Teenage boys can inspire both disgust and pity, sometimes at the same time, as they try to navigate their raging hormones and cultural instructions to conquer. So it's a fascinating and potentially cruel experiment to toss one into the Deep End, as in the wonderful 1970 film of that name. This isn't simply a cautionary tell about sexuality, it's also gorgeously weird and funny. I love it so much.
Poor, dumb little Mike (John Moulder Brown) gets a job at a bath house where his co-worker, Susan (Jane Asher), explains to him that the older women who come to the establishment like to use the boys employed there for their sexual fantasies. It does nothing to prepare him when Diana Dors in an absolutely fantastic cameo uses him to masturbate.
Later, Mike finds himself in a prostitute's bedroom who, after Mike describes his job, observes the two of them are basically in the same line of work. But Mike's not there to buy sex, he only has eyes for Susan.
Amidst all the casual petting and sex going on at the bath house, Mike still is compelled to make the usual immature error that because he has a crush on Susan it means he has a claim on her. Few women could be a more hopeless target for a possessive guy--Susan is regularly sleeping with at least two men and even peeps on Mike when he's changing. Jane Asher is so great in this movie, her face very pretty and conveying an unashamed, sharp intellect.

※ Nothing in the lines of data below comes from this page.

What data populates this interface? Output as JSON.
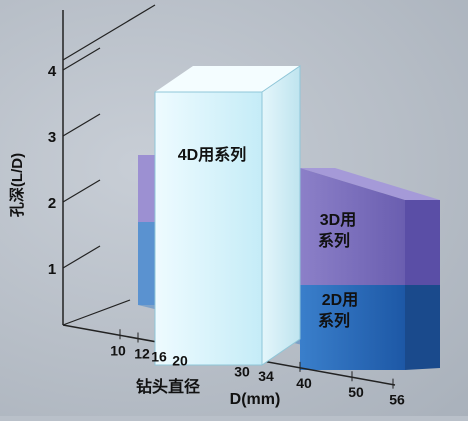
{
  "chart_data": {
    "type": "bar",
    "projection": "3d",
    "ylabel": "孔深(L/D)",
    "xlabel_line1": "钻头直径",
    "xlabel_line2": "D(mm)",
    "y_ticks": [
      "1",
      "2",
      "3",
      "4"
    ],
    "x_ticks": [
      "10",
      "12",
      "16",
      "20",
      "30",
      "34",
      "40",
      "50",
      "56"
    ],
    "series": [
      {
        "name": "2D用系列",
        "name_lines": [
          "2D用",
          "系列"
        ],
        "x_range": [
          12,
          56
        ],
        "depth": 2,
        "color": "#2f6fb8"
      },
      {
        "name": "3D用系列",
        "name_lines": [
          "3D用",
          "系列"
        ],
        "x_range": [
          12,
          56
        ],
        "depth": 3,
        "color": "#8a7ec6"
      },
      {
        "name": "4D用系列",
        "name_lines": [
          "4D用系列"
        ],
        "x_range": [
          16,
          34
        ],
        "depth": 4,
        "color": "#d8f3fb"
      }
    ],
    "ylim": [
      0,
      4.5
    ],
    "grid": false,
    "legend": "none"
  }
}
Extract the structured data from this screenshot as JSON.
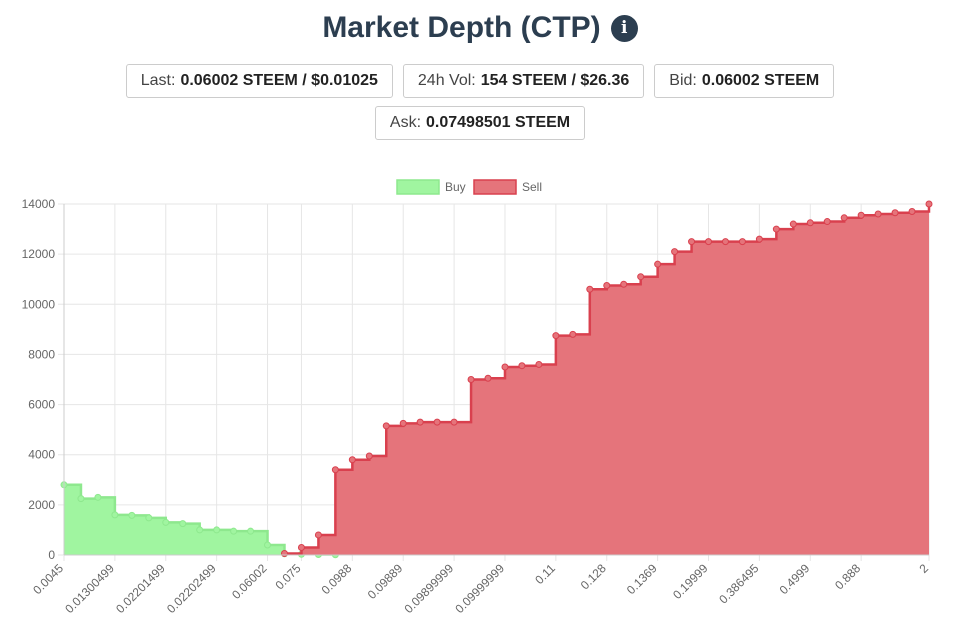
{
  "header": {
    "title": "Market Depth (CTP)",
    "info_icon": "info-icon"
  },
  "stats": [
    {
      "label": "Last:",
      "value": "0.06002 STEEM / $0.01025"
    },
    {
      "label": "24h Vol:",
      "value": "154 STEEM / $26.36"
    },
    {
      "label": "Bid:",
      "value": "0.06002 STEEM"
    },
    {
      "label": "Ask:",
      "value": "0.07498501 STEEM"
    }
  ],
  "colors": {
    "buy_fill": "#a0f5a0",
    "buy_line": "#8ee88e",
    "sell_fill": "#e5747b",
    "sell_line": "#d9404e",
    "title": "#2c3e50"
  },
  "chart_data": {
    "type": "area",
    "stepped": true,
    "legend": {
      "position": "top",
      "entries": [
        "Buy",
        "Sell"
      ]
    },
    "grid": true,
    "ylim": [
      0,
      14000
    ],
    "yticks": [
      0,
      2000,
      4000,
      6000,
      8000,
      10000,
      12000,
      14000
    ],
    "x_labels": [
      "0.0045",
      "0.01300499",
      "0.02201499",
      "0.02202499",
      "0.06002",
      "0.075",
      "0.0988",
      "0.09889",
      "0.09899999",
      "0.09999999",
      "0.11",
      "0.128",
      "0.1369",
      "0.19999",
      "0.386495",
      "0.4999",
      "0.888",
      "2"
    ],
    "x_label_positions": [
      0,
      3,
      6,
      9,
      12,
      14,
      17,
      20,
      23,
      26,
      29,
      32,
      35,
      38,
      41,
      44,
      47,
      51
    ],
    "points_count": 52,
    "series": [
      {
        "name": "Buy",
        "start_index": 0,
        "values": [
          2800,
          2250,
          2300,
          1600,
          1580,
          1480,
          1300,
          1250,
          1000,
          1000,
          950,
          950,
          400,
          50,
          30,
          20,
          10
        ]
      },
      {
        "name": "Sell",
        "start_index": 13,
        "values": [
          60,
          300,
          800,
          3400,
          3800,
          3950,
          5150,
          5250,
          5300,
          5300,
          5300,
          7000,
          7050,
          7500,
          7550,
          7600,
          8750,
          8800,
          10600,
          10750,
          10800,
          11100,
          11600,
          12100,
          12500,
          12500,
          12500,
          12500,
          12600,
          13000,
          13200,
          13250,
          13300,
          13450,
          13550,
          13600,
          13650,
          13700,
          14000
        ]
      }
    ]
  }
}
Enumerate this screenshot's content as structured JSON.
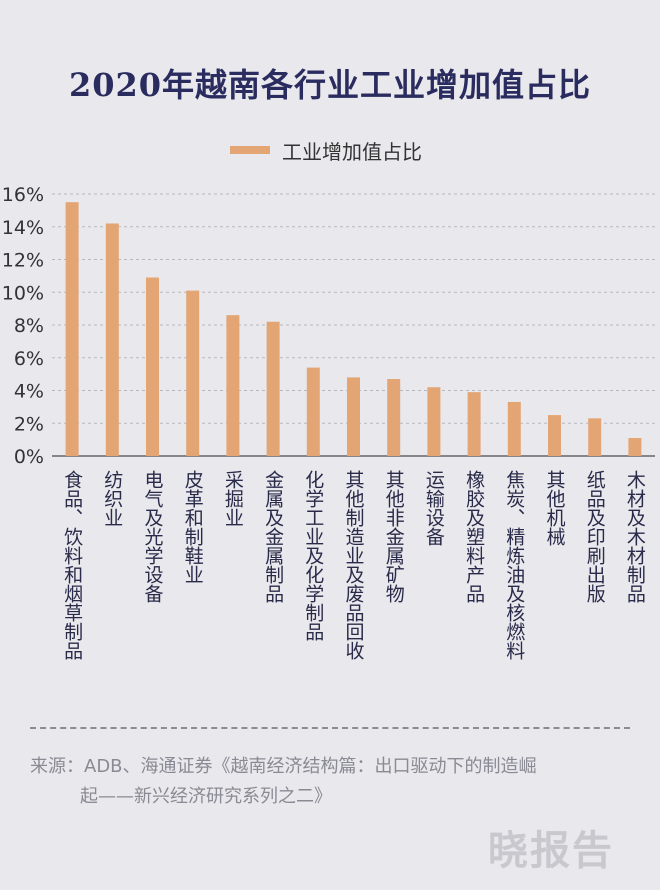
{
  "title": "2020年越南各行业工业增加值占比",
  "legend_label": "工业增加值占比",
  "accent_color": "#e3a574",
  "source_line1": "来源：ADB、海通证券《越南经济结构篇：出口驱动下的制造崛",
  "source_line2": "起——新兴经济研究系列之二》",
  "watermark": "晓报告",
  "chart_data": {
    "type": "bar",
    "title": "2020年越南各行业工业增加值占比",
    "categories": [
      "食品、饮料和烟草制品",
      "纺织业",
      "电气及光学设备",
      "皮革和制鞋业",
      "采掘业",
      "金属及金属制品",
      "化学工业及化学制品",
      "其他制造业及废品回收",
      "其他非金属矿物",
      "运输设备",
      "橡胶及塑料产品",
      "焦炭、精炼油及核燃料",
      "其他机械",
      "纸品及印刷出版",
      "木材及木材制品"
    ],
    "series": [
      {
        "name": "工业增加值占比",
        "values": [
          15.5,
          14.2,
          10.9,
          10.1,
          8.6,
          8.2,
          5.4,
          4.8,
          4.7,
          4.2,
          3.9,
          3.3,
          2.5,
          2.3,
          1.1
        ]
      }
    ],
    "ylim": [
      0,
      16
    ],
    "yticks": [
      "0%",
      "2%",
      "4%",
      "6%",
      "8%",
      "10%",
      "12%",
      "14%",
      "16%"
    ],
    "grid": true,
    "legend_position": "top-center"
  }
}
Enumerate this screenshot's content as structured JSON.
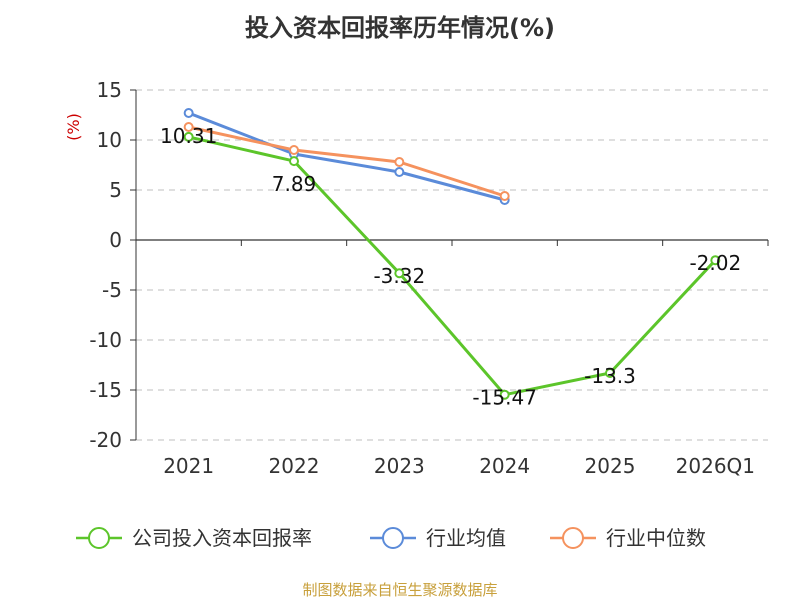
{
  "chart_data": {
    "type": "line",
    "title": "投入资本回报率历年情况(%)",
    "unit_label": "(%)",
    "categories": [
      "2021",
      "2022",
      "2023",
      "2024",
      "2025",
      "2026Q1"
    ],
    "ylim": [
      -20,
      15
    ],
    "yticks": [
      15,
      10,
      5,
      0,
      -5,
      -10,
      -15,
      -20
    ],
    "grid": true,
    "legend_position": "bottom",
    "series": [
      {
        "name": "公司投入资本回报率",
        "color": "#5cc52a",
        "values": [
          10.31,
          7.89,
          -3.32,
          -15.47,
          -13.3,
          -2.02
        ],
        "labels": [
          "10.31",
          "7.89",
          "-3.32",
          "-15.47",
          "-13.3",
          "-2.02"
        ]
      },
      {
        "name": "行业均值",
        "color": "#5b8bd9",
        "values": [
          12.7,
          8.6,
          6.8,
          4.0,
          null,
          null
        ]
      },
      {
        "name": "行业中位数",
        "color": "#f5925e",
        "values": [
          11.3,
          9.0,
          7.8,
          4.4,
          null,
          null
        ]
      }
    ]
  },
  "footer": {
    "source": "制图数据来自恒生聚源数据库"
  }
}
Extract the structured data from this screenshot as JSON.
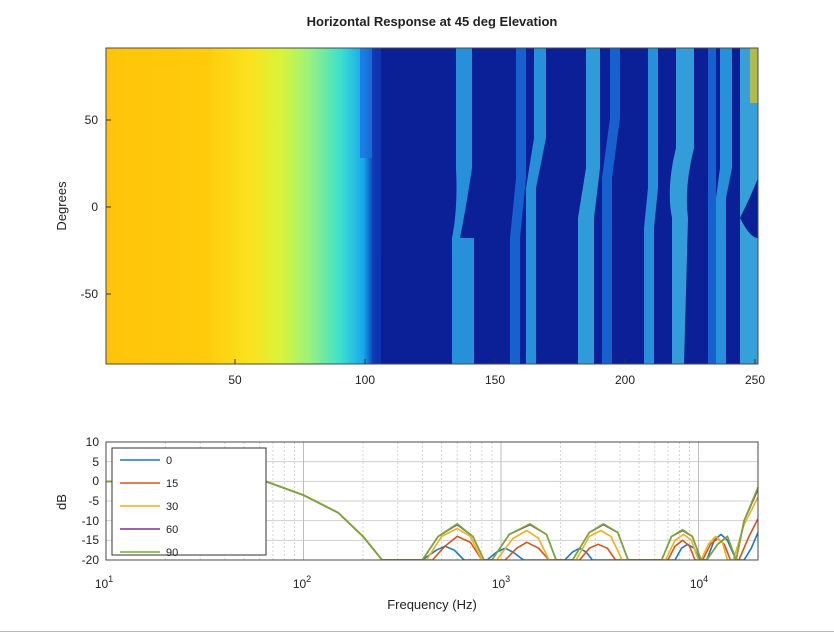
{
  "chart_data": [
    {
      "type": "heatmap",
      "title": "Horizontal Response at 45 deg Elevation",
      "xlabel": "",
      "ylabel": "Degrees",
      "xlim": [
        0,
        250
      ],
      "ylim": [
        -90,
        90
      ],
      "xticks": [
        "50",
        "100",
        "150",
        "200",
        "250"
      ],
      "yticks": [
        "50",
        "0",
        "-50"
      ],
      "colormap": "parula",
      "colors": {
        "low": "#0f1e8a",
        "high": "#ffc107"
      },
      "grid": false
    },
    {
      "type": "line",
      "title": "",
      "xlabel": "Frequency (Hz)",
      "ylabel": "dB",
      "x_scale": "log",
      "xlim": [
        10,
        20000
      ],
      "ylim": [
        -20,
        10
      ],
      "xticks": [
        {
          "base": "10",
          "exp": "1"
        },
        {
          "base": "10",
          "exp": "2"
        },
        {
          "base": "10",
          "exp": "3"
        },
        {
          "base": "10",
          "exp": "4"
        }
      ],
      "yticks": [
        "10",
        "5",
        "0",
        "-5",
        "-10",
        "-15",
        "-20"
      ],
      "grid": true,
      "legend_position": "top-left",
      "series": [
        {
          "name": "0",
          "color": "#1f77c4",
          "x": [
            10,
            64,
            100,
            150,
            200,
            250,
            400,
            470,
            520,
            580,
            650,
            850,
            950,
            1050,
            1150,
            1300,
            2100,
            2300,
            2500,
            2700,
            2900,
            7600,
            8200,
            8800,
            9500,
            10200,
            11000,
            12000,
            13000,
            14000,
            15500,
            17000,
            18500,
            20000
          ],
          "y": [
            0,
            0,
            -3.5,
            -8,
            -14,
            -20,
            -20,
            -17.5,
            -16.5,
            -17.5,
            -20,
            -20,
            -18,
            -17,
            -18,
            -20,
            -20,
            -18,
            -17,
            -18,
            -20,
            -20,
            -17,
            -16,
            -17,
            -20,
            -20,
            -15,
            -13.5,
            -15,
            -20,
            -20,
            -17,
            -13
          ]
        },
        {
          "name": "15",
          "color": "#d95319",
          "x": [
            10,
            64,
            100,
            150,
            200,
            250,
            450,
            520,
            600,
            700,
            800,
            1050,
            1200,
            1350,
            1550,
            1750,
            2500,
            2800,
            3100,
            3450,
            3800,
            7000,
            7600,
            8300,
            9000,
            9600,
            10500,
            11500,
            12500,
            13500,
            14500,
            16000,
            18000,
            20000
          ],
          "y": [
            0,
            0,
            -3.5,
            -8,
            -14,
            -20,
            -20,
            -16.5,
            -14,
            -15.5,
            -20,
            -20,
            -17,
            -15.5,
            -17,
            -20,
            -20,
            -17,
            -16,
            -17,
            -20,
            -20,
            -16.5,
            -15,
            -16.5,
            -20,
            -20,
            -16,
            -14.5,
            -16,
            -20,
            -20,
            -14,
            -9.5
          ]
        },
        {
          "name": "30",
          "color": "#edb120",
          "x": [
            10,
            64,
            100,
            150,
            200,
            250,
            420,
            500,
            600,
            700,
            800,
            950,
            1150,
            1350,
            1550,
            1750,
            2400,
            2800,
            3200,
            3600,
            4100,
            6800,
            7600,
            8400,
            9200,
            10000,
            10300,
            11200,
            12200,
            13200,
            14000,
            15000,
            17000,
            20000
          ],
          "y": [
            0,
            0,
            -3.5,
            -8,
            -14,
            -20,
            -20,
            -14,
            -12,
            -14,
            -20,
            -20,
            -14.5,
            -12.5,
            -14.5,
            -20,
            -20,
            -14,
            -12.5,
            -14,
            -20,
            -20,
            -15,
            -13.5,
            -15,
            -20,
            -20,
            -16,
            -14,
            -15.5,
            -20,
            -20,
            -11,
            -4
          ]
        },
        {
          "name": "60",
          "color": "#7e2f8e",
          "x": [
            10,
            64,
            100,
            150,
            200,
            250,
            400,
            480,
            600,
            720,
            820,
            900,
            1100,
            1400,
            1700,
            1900,
            2300,
            2800,
            3300,
            3900,
            4400,
            6500,
            7300,
            8300,
            9300,
            10300,
            11000,
            12500,
            14000,
            15500,
            17000,
            20000
          ],
          "y": [
            0,
            0,
            -3.5,
            -8,
            -14,
            -20,
            -20,
            -14,
            -11,
            -14,
            -20,
            -20,
            -13.5,
            -11,
            -13.5,
            -20,
            -20,
            -13,
            -11,
            -13,
            -20,
            -20,
            -14,
            -12.5,
            -14,
            -20,
            -20,
            -16,
            -14,
            -20,
            -10,
            -2
          ]
        },
        {
          "name": "90",
          "color": "#77ac30",
          "x": [
            10,
            64,
            100,
            150,
            200,
            250,
            400,
            480,
            600,
            720,
            820,
            900,
            1100,
            1400,
            1700,
            1900,
            2300,
            2800,
            3300,
            3900,
            4400,
            6500,
            7300,
            8300,
            9300,
            10300,
            11000,
            12500,
            14000,
            15500,
            17000,
            20000
          ],
          "y": [
            0,
            0,
            -3.5,
            -8,
            -14,
            -20,
            -20,
            -14,
            -10.8,
            -14,
            -20,
            -20,
            -13.5,
            -10.8,
            -13.5,
            -20,
            -20,
            -13,
            -10.8,
            -13,
            -20,
            -20,
            -14,
            -12.3,
            -14,
            -20,
            -20,
            -16,
            -14,
            -20,
            -10,
            -1.5
          ]
        }
      ]
    }
  ]
}
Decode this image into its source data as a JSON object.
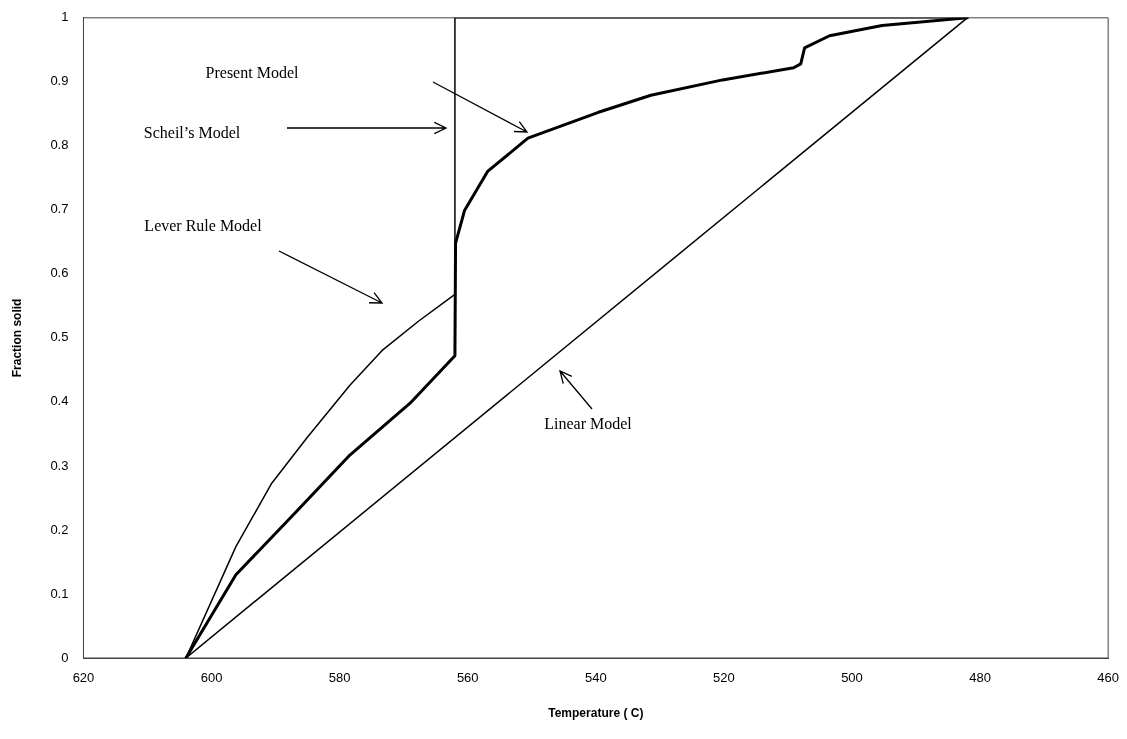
{
  "chart_data": {
    "type": "line",
    "xlabel": "Temperature ( C)",
    "ylabel": "Fraction solid",
    "xlim": [
      620,
      460
    ],
    "xticks": [
      620,
      600,
      580,
      560,
      540,
      520,
      500,
      480,
      460
    ],
    "ylim": [
      0,
      1
    ],
    "yticks": [
      0,
      0.1,
      0.2,
      0.3,
      0.4,
      0.5,
      0.6,
      0.7,
      0.8,
      0.9,
      1
    ],
    "grid": false,
    "legend": false,
    "marker": "none",
    "line_style": "solid",
    "series": [
      {
        "color": "#000000",
        "x": [
          604,
          596.2,
          590.6,
          585.1,
          578.4,
          573.4,
          567.7,
          562,
          562,
          482
        ],
        "values": [
          0,
          0.174,
          0.273,
          0.344,
          0.426,
          0.48,
          0.526,
          0.568,
          1,
          1
        ]
      },
      {
        "color": "#000000",
        "x": [
          604,
          596.2,
          587.3,
          578.4,
          569,
          562,
          561.9,
          560.5,
          556.9,
          550.6,
          539.7,
          531.4,
          520.2,
          509.1,
          508,
          507.4,
          503.5,
          495.3,
          482
        ],
        "values": [
          0,
          0.13,
          0.223,
          0.317,
          0.398,
          0.472,
          0.648,
          0.699,
          0.76,
          0.812,
          0.852,
          0.879,
          0.903,
          0.922,
          0.928,
          0.953,
          0.972,
          0.988,
          1
        ]
      },
      {
        "color": "#000000",
        "x": [
          604,
          482
        ],
        "values": [
          0,
          1
        ]
      }
    ],
    "annotations": [
      "Present Model",
      "Scheil’s Model",
      "Lever Rule Model",
      "Linear Model"
    ]
  }
}
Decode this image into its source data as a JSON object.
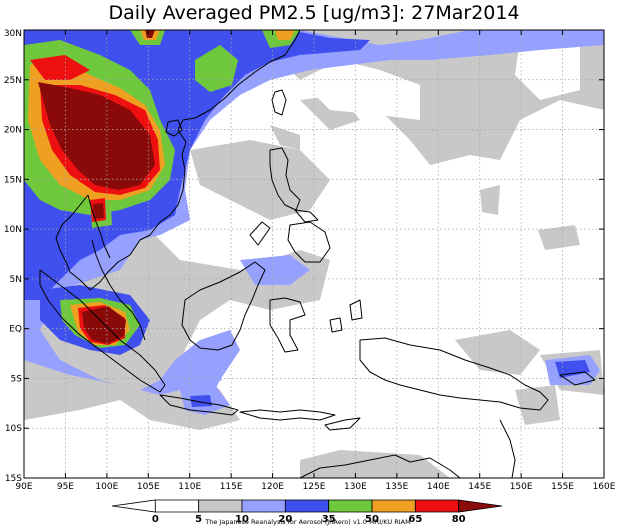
{
  "title": "Daily Averaged PM2.5 [ug/m3]: 27Mar2014",
  "credit": "The Japanese Reanalysis for Aerosol (JRAero) v1.0 MRI/KU RIAM",
  "map": {
    "lon_range": [
      90,
      160
    ],
    "lat_range": [
      -15,
      30
    ],
    "lon_ticks": [
      "90E",
      "95E",
      "100E",
      "105E",
      "110E",
      "115E",
      "120E",
      "125E",
      "130E",
      "135E",
      "140E",
      "145E",
      "150E",
      "155E",
      "160E"
    ],
    "lat_ticks": [
      "30N",
      "25N",
      "20N",
      "15N",
      "10N",
      "5N",
      "EQ",
      "5S",
      "10S",
      "15S"
    ],
    "grid": "dotted"
  },
  "colorbar": {
    "levels": [
      "0",
      "5",
      "10",
      "20",
      "35",
      "50",
      "65",
      "80"
    ],
    "colors": [
      "#ffffff",
      "#ffffff",
      "#c8c8c8",
      "#96a0ff",
      "#4050ee",
      "#6fc83c",
      "#f0a020",
      "#ee1010",
      "#8a0a0a"
    ]
  },
  "regions": [
    {
      "name": "background",
      "color": "#ffffff"
    }
  ]
}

So that's the already pretty entertaining set up, but I love the ideas director Jerzy Skolimowski has to explore the issues and the characters. I love Mike pacing outside the club where Susan and her fiancé are having dinner--he orders hot dog after hot dog from a nearby cart and starts to feel sick. Earlier, he stalks Susan in a porno theatre she's gone to with her fiancé--she kisses Mike and calls the cops on him.
John Moulder Brown is so fresh faced and hapless, it's hard to determine how much to hold him responsible for his actions, particularly when Susan's instincts are playfully sadistic in a way Mike has no hope of handling. I love that the film never seems to apologise for anyone--it's almost like the exact opposite of The Rachel Papers in terms of its male protagonist. There's no sentimentalising of Mike's awkwardness. When he pesters Susan like a kid pulling pigtails on a playground, he's annoying. When he demands Susan explain a nude, life size cardboard cutout of her displayed in front of peep show, his indignation is ridiculous and pathetic. Susan's instincts to playfully torment him range from the mean to the actually kind of helpful, as when she punches out the head of a poster showing a pregnant man--meant to make men think about using contraception--and puts the poster around Mike's neck.
And, of course, this kid has no idea what she's trying to do and just smiles at her like a puppy. Ah, this movie is so good. Even the songs by Cat Stevens couldn't ruin it.